RARE manuscript fragments created by Jarrow’s legendary Anglo-Saxon historian the Venerable Bede have been bought at auction to join a North East library’s treasure trove.
Durham Cathedral Library has added the rare book to its internationally important collection after purchasing it at London auctioneers Sotheby’s.
The book, which is one of Europe’s earliest, is a pristine copy of Astesanus de Ast, Summa de Casibus Conscientiae, printed in Strassburg in 1474.
More significantly, the binding of the 40cm x 28.5cm book contains two large ninth-century manuscript fragments, taken from a German manuscript of the Venerable Bede’s rare work In librum Genesim, his commentary on Genesis.
Bede, who died in 735AD, and spent his life at St Paul’s Church in Jarrow, wrote the first history of the English church and people.
Owing to the Viking destruction of Northumbrian libraries, the oldest copies of most of the monk’s works date from the ninth century and are generally of German origin.
That means the manuscript fragments found constitute some of the oldest and rarest surviving copies of Bede’s work.
Gabriel Sewell, head of collections at Durham Cathedral, said: “The book represents a very important addition to Durham Cathedral Library.
“The 9th-century manuscript fragments of In Genesim are in terrific condition and illustrate Bede’s early international reputation and his circulation on the continent.

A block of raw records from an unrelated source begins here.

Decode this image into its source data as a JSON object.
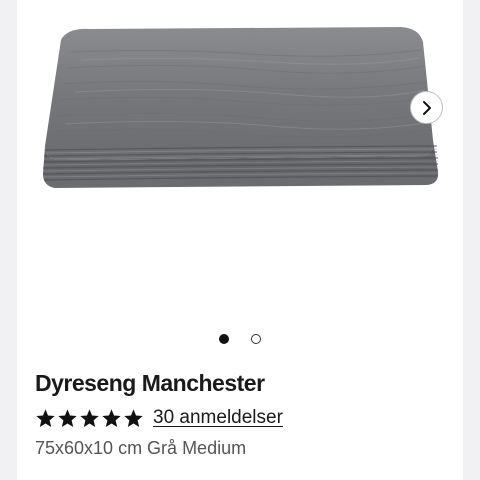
{
  "product": {
    "name": "Dyreseng Manchester",
    "rating": 5,
    "rating_max": 5,
    "reviews_text": "30 anmeldelser",
    "variant": "75x60x10 cm Grå Medium",
    "image_icon": "pet-bed-image"
  },
  "gallery": {
    "current_slide": 1,
    "total_slides": 2,
    "next_icon": "chevron-right-icon"
  },
  "colors": {
    "page_background": "#f1f1f3",
    "card_background": "#ffffff",
    "text_primary": "#1a1a1a",
    "text_secondary": "#555555",
    "star": "#111111",
    "bed_gray": "#6e7074"
  }
}
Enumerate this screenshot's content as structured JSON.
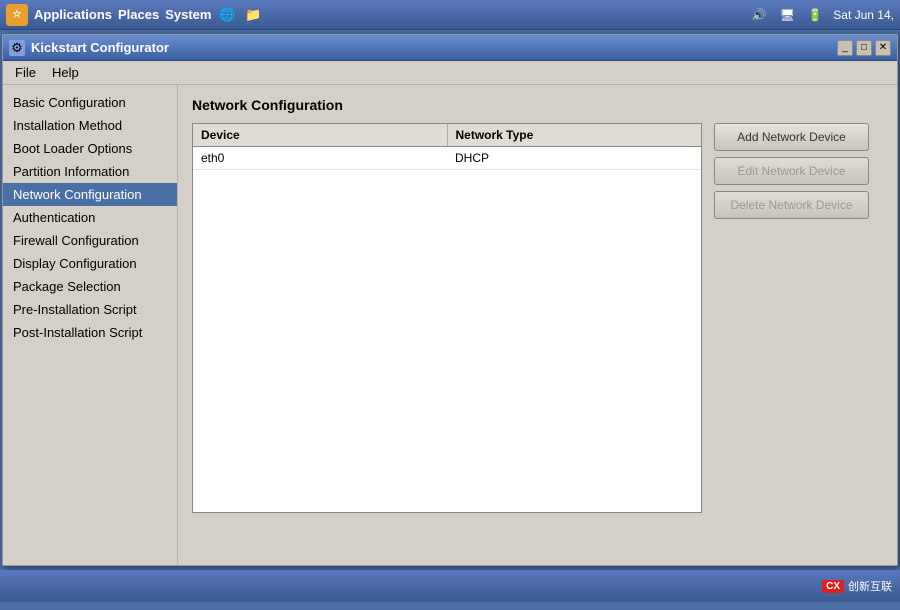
{
  "taskbar": {
    "apps_label": "Applications",
    "places_label": "Places",
    "system_label": "System",
    "datetime": "Sat Jun 14,",
    "app_icon_text": "☆"
  },
  "window": {
    "title": "Kickstart Configurator",
    "icon_text": "⚙"
  },
  "menubar": {
    "file_label": "File",
    "help_label": "Help"
  },
  "sidebar": {
    "items": [
      {
        "label": "Basic Configuration",
        "id": "basic-configuration"
      },
      {
        "label": "Installation Method",
        "id": "installation-method"
      },
      {
        "label": "Boot Loader Options",
        "id": "boot-loader-options"
      },
      {
        "label": "Partition Information",
        "id": "partition-information"
      },
      {
        "label": "Network Configuration",
        "id": "network-configuration"
      },
      {
        "label": "Authentication",
        "id": "authentication"
      },
      {
        "label": "Firewall Configuration",
        "id": "firewall-configuration"
      },
      {
        "label": "Display Configuration",
        "id": "display-configuration"
      },
      {
        "label": "Package Selection",
        "id": "package-selection"
      },
      {
        "label": "Pre-Installation Script",
        "id": "pre-installation-script"
      },
      {
        "label": "Post-Installation Script",
        "id": "post-installation-script"
      }
    ]
  },
  "content": {
    "section_title": "Network Configuration",
    "table": {
      "columns": [
        "Device",
        "Network Type"
      ],
      "rows": [
        {
          "device": "eth0",
          "type": "DHCP"
        }
      ]
    },
    "buttons": {
      "add": "Add Network Device",
      "edit": "Edit Network Device",
      "delete": "Delete Network Device"
    }
  },
  "bottom": {
    "logo_text": "创新互联",
    "logo_box": "CX"
  }
}
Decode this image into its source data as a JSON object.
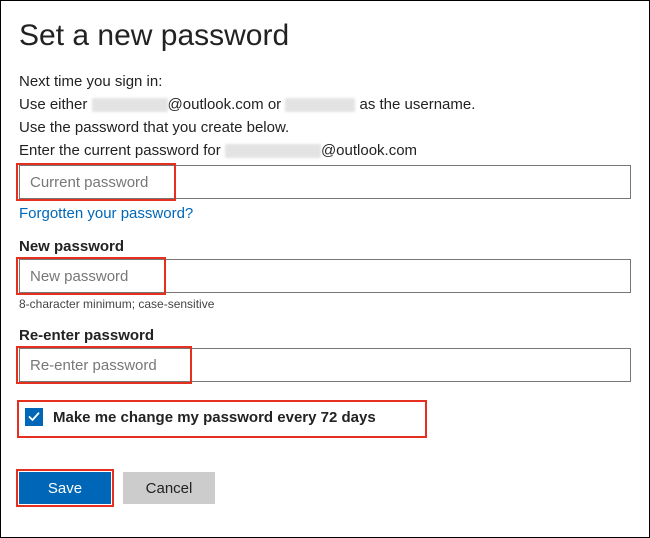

We look forward to making the book available to researchers and visitors in the future.”
The book was bought on May 20 and has now arrived at the Cathedral Library, where it will join a other treasures in the library’s collection.
Summa de Casibus Conscientiae, along with other treasures, will eventually be exhibited in the new exhibition facilities created by Durham Cathedral’s Open Treasure development project, due to be completed in 2015.
The acquisition was made possible through a generous donation from an anonymous donor and a grant of £10,000 from the Friends of the National Libraries.